Holy fuck, one of the best books I've read from a Filipino writer. Like comparable to Nick Joaquin levels I'm not even joking rn.

Hau's background as a historian and scholar has enabled her to create such an expansive, nuanced, and accurate picture of the archipelago -- with emphasis on its archipelagic nature; this book is distinctively regional, weaving in stories from the islands of Panay, Negros, and Cebu specifically. There must be a name for her method, like world-building but there's a bibliography at the end, and everything is real actually. Everything Hau has somehow been able to thoroughly discuss in this book -- the fiefdoms dating back to Spanish times, the shameless, debauched padrino system, the repression and violence experienced by activists and workers even to this day, the rebellions that resulted from it -- these are not fictional, it's true. She did her damn research and she's got the bibliography to prove it! 
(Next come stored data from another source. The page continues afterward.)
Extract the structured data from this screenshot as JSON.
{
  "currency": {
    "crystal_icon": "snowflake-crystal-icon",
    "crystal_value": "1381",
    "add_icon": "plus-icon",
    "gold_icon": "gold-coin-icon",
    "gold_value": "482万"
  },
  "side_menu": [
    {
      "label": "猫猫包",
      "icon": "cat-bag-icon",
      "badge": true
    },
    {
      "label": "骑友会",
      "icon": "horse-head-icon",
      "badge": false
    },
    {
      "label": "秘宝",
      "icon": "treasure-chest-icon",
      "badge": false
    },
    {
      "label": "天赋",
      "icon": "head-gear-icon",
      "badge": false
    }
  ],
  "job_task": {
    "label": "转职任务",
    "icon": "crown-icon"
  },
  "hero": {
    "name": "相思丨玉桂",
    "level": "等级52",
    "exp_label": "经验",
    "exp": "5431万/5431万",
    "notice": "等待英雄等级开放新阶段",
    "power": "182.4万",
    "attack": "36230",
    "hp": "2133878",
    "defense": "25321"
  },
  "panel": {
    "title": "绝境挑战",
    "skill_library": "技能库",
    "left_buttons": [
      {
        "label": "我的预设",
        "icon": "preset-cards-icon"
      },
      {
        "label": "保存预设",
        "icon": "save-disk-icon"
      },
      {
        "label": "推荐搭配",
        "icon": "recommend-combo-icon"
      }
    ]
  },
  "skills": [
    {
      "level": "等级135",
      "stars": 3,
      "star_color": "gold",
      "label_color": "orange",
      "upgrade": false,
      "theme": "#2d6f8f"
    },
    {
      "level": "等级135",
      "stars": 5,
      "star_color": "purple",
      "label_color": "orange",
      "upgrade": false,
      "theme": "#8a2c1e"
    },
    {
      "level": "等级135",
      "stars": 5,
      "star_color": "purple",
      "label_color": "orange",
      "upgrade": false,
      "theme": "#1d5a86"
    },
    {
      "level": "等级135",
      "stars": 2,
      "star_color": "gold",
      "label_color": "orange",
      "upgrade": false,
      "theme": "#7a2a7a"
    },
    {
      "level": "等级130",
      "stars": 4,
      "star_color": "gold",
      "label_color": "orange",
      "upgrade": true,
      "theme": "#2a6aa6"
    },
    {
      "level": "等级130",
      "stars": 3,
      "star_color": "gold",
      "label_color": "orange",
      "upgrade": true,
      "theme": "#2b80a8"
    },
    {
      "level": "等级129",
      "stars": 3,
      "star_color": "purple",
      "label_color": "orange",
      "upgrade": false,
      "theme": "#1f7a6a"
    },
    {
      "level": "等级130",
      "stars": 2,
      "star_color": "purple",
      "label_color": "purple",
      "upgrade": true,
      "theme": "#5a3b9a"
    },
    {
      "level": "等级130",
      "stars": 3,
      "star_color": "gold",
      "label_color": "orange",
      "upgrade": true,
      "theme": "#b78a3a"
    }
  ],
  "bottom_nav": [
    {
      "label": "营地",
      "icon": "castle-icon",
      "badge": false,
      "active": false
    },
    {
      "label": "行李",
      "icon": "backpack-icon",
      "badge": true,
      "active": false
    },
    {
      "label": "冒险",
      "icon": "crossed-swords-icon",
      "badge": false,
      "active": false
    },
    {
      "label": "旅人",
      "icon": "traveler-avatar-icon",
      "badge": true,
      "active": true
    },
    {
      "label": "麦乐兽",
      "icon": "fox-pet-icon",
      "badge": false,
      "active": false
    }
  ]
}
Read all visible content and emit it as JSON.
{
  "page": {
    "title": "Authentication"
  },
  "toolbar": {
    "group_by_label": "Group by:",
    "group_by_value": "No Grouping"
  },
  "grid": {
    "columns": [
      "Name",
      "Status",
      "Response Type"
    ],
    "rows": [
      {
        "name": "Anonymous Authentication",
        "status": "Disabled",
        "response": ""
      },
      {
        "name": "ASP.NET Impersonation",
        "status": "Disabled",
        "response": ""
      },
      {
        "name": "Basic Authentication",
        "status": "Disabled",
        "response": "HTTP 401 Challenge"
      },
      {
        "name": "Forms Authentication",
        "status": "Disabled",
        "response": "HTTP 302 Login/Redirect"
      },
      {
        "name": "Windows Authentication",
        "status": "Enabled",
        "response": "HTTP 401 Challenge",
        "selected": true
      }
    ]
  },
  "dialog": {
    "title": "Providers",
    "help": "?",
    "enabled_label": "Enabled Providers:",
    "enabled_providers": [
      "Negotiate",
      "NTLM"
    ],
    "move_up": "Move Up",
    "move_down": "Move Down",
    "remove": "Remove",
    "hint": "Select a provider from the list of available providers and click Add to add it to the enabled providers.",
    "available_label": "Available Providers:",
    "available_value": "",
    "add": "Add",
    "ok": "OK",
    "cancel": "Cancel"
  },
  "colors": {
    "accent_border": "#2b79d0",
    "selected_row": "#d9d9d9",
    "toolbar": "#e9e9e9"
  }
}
I read this because it is categorically a Martial Law novel, but it would be a hundred pages yet before any references to the dictatorship is actually made, and the words Martial Law and dictator are used maybe just 2-4 times in the book. Which is how I know it's a good Martial Law novel, because it depicts the aftermath of that extended period of stagnation, through the lives of OFWs who have had to carry that burden for our nation. The book does not ever mention the Marcoses explicitly and barely even implicitly. This Martial Law novel is about the dictstorship's catalysts and biggest beneficiaries, the crony. The crony who is a landlord, who is heir to a feudal legacy that begun and will end this country, who is a businessman and politician, who has wrought so much destruction for no other reason but greed.

Do not read this as a mystery because that is not the point. You will be disappointed, you must think bigger. The point of the ghosts and crimes in this novel is not to solve or resolve them. The point is precisely to challenge an easy resolution, Bertolt Brecht style. This is a common characteristic of Philippine postmodern fiction (see: Nick Joaquin's Cave and Shadows) as a way to show what postcolonialism looks like not just through figures of speech but through the overall literary design. It's form. It's poetics. Honestly, I would even call it praxis.